Pendant toute la lecture, on s'interroge sur ce sous-titre de "roman", le fait que ce soit publié chez Fayard "roman", d'ailleurs ce mélange des genres lui est reproché sur babelio où les critiques sont sévères, sur une tendance au narcissisme notamment. Certes, à partir du moment où l'on décide de parler de son parcours atypique pour révéler des dysfonctionnements sociétaux, on est un peu obligé de parler de soi. Certes, on peut regretter que les données pourtant souvent très intéressantes ne soient pas rigoureusement sourcées afin d'apporter davantage de crédibilité au propos. Mais peut-être que l'étiquette roman est justement là pour apporter une souplesse, un lâcher prise : quand on a déjà pas mal passé de temps à bosser et à se battre et qu'on est parvenu à avoir une audience, on pare au plus court, au plus simple, au plus large et au plus pressé : on se contente de raconter, et c'est déjà pas mal !
C'est l'étiquette d'illégitime qui est en elle-même un roman, une histoire, un conditionnement structurel qu'on se raconte, où que l'on soit sous le soleil social, sans même avoir besoin d'ouvrir la bouche. Un agglomérat d'opinions, de reproduction et d'inconscient qui nous imprègne tous. C'est une réalité qui se nourrit de nos fictions, de la même façon que la science-fiction peut parfois devenir bien plus réaliste que les récits qui voudraient se faire passer pour tels.
Je voulais lire
Illégitimes parce que j'ai l'intuition d'une familiarité entre ruraux et banlieusards. L'intuition d'une nécessité de resserrer les coudes de ces populations aux destins bien moins étanches, aux modes de vie bien moins opposés qu'on voudraient nous le faire croire. Une soumission aux mêmes aléas, aux mêmes diktats, à la même illégitimité, avec juste quelques paramètres qui changent, qui font pencher les balances, l'origine ethnique, l'accès aux services publics, à la nature, aux tentations du consumérisme, tout cela conjugué à toutes les nuances d'aquabonisme ambiant et hérité, versus révoltes sourdes.
Le mérite de
Nesrine Slaoui est entre autres de soigner les citations qu'elle retient en début de chapitre : notamment celle de
Jack London dans
Martin Eden, celle de Jamel Debbouze, et ma préférée, celle de
Faïza Guène dans
La Discrétion.
Certes, j'avais passé un meilleur moment de lecture avec
Rhapsodie des oubliés de
Sofia Aouine, je rejoins les critiques sur le côté patchwork et un peu impulsif.

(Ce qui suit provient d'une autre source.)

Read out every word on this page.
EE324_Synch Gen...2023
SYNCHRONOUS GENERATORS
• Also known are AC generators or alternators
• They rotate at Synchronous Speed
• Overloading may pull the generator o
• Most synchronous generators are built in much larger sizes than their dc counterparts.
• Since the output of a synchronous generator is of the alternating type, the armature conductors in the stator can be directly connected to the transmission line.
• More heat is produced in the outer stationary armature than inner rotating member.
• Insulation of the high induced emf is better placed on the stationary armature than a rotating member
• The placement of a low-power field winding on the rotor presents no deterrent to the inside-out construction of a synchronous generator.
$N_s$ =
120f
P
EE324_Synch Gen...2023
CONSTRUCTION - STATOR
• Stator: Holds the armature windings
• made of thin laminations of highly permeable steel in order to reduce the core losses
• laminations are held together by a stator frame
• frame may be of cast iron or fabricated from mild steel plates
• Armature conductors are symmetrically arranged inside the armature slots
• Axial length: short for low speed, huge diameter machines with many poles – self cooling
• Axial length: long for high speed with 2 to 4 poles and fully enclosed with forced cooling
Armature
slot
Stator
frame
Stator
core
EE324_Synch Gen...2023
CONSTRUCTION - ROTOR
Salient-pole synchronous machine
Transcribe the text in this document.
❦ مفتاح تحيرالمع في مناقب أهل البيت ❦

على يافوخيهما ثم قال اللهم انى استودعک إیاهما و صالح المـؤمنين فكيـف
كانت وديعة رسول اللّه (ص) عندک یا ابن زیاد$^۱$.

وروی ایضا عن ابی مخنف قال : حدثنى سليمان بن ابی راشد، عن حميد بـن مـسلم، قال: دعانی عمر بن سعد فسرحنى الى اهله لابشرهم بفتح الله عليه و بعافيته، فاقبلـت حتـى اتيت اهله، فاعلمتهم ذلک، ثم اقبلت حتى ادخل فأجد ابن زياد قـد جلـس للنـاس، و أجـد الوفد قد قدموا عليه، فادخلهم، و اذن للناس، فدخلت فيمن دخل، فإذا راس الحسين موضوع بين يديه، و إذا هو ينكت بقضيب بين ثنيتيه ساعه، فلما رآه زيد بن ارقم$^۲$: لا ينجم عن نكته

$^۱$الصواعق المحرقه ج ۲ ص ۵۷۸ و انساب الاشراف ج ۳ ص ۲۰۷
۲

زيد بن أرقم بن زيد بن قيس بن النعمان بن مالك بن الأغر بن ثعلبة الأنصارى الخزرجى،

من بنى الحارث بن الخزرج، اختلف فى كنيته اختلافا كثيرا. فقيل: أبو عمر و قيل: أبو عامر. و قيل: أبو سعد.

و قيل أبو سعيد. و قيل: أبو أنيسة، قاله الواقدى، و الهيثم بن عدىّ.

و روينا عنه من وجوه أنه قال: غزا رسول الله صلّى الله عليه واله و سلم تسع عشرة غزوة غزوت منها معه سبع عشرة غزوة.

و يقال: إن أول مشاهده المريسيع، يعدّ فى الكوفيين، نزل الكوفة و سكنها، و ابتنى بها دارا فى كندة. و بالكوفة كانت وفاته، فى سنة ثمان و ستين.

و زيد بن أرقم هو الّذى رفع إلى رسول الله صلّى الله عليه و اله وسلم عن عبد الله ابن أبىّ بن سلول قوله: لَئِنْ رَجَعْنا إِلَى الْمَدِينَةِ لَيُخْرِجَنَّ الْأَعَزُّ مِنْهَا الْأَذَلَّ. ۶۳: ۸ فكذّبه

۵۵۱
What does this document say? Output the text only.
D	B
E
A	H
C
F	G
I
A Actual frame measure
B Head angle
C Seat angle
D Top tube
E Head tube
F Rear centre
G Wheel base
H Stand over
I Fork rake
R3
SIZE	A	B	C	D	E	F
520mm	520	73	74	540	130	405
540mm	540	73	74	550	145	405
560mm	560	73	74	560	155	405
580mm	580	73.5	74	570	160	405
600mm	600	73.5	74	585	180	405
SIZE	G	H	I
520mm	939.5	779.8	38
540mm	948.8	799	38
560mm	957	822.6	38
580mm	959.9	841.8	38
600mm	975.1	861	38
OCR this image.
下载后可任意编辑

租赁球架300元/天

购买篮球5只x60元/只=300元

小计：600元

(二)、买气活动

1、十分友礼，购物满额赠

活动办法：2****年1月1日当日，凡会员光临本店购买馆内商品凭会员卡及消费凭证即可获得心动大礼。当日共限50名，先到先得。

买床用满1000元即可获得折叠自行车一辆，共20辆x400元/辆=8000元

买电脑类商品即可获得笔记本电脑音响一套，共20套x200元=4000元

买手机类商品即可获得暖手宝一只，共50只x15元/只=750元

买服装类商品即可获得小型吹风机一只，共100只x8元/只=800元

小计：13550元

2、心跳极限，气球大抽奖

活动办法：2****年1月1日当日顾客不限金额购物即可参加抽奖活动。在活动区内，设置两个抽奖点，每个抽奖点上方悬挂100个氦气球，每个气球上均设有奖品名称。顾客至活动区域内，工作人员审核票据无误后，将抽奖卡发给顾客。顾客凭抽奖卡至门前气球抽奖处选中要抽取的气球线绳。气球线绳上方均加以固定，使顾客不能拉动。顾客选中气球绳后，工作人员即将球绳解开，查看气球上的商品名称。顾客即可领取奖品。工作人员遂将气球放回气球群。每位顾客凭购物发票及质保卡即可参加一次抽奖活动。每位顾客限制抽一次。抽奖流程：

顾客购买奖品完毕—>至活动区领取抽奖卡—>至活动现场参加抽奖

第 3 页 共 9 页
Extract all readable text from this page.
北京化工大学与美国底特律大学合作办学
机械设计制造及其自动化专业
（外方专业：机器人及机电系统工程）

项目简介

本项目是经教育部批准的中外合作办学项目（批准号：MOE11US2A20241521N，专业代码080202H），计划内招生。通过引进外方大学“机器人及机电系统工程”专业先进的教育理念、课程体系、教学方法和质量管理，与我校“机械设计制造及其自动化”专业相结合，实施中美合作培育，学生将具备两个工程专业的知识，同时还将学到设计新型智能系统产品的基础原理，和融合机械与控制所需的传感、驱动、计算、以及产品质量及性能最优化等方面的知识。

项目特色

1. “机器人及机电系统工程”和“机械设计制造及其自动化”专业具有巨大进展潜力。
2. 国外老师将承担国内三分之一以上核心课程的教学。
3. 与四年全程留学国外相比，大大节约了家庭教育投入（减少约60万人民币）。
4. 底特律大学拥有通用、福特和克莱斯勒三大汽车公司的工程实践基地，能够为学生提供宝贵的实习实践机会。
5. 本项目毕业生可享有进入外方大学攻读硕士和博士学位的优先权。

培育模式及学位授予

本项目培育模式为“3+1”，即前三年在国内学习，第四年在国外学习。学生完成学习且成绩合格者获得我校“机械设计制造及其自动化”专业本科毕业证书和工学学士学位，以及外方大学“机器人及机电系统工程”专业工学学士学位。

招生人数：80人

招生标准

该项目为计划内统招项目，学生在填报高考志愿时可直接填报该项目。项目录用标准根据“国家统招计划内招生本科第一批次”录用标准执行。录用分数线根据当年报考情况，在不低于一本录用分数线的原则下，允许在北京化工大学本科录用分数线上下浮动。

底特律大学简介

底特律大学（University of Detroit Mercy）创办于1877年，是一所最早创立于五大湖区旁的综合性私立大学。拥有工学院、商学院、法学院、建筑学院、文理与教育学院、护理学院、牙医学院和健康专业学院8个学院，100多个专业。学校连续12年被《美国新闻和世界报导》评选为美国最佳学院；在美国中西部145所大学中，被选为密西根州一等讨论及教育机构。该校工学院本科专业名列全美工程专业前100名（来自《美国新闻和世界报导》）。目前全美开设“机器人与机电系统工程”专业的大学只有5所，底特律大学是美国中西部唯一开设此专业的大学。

Mais tout comme ce qui m'a le plus choquée et fait réfléchir dans La Pensée blanche de
Lilian Thuram (très bien sourcée par ailleurs), c'est la citation de
Victor Hugo dans son discours sur l'Afrique, on peut se réjouir qu'ici aussi,
Nesrine Slaoui explore à travers le "roman" ce qui devrait faire le coeur du journalisme : sa fonction de passeur, de médiation, de réflexion et de partage.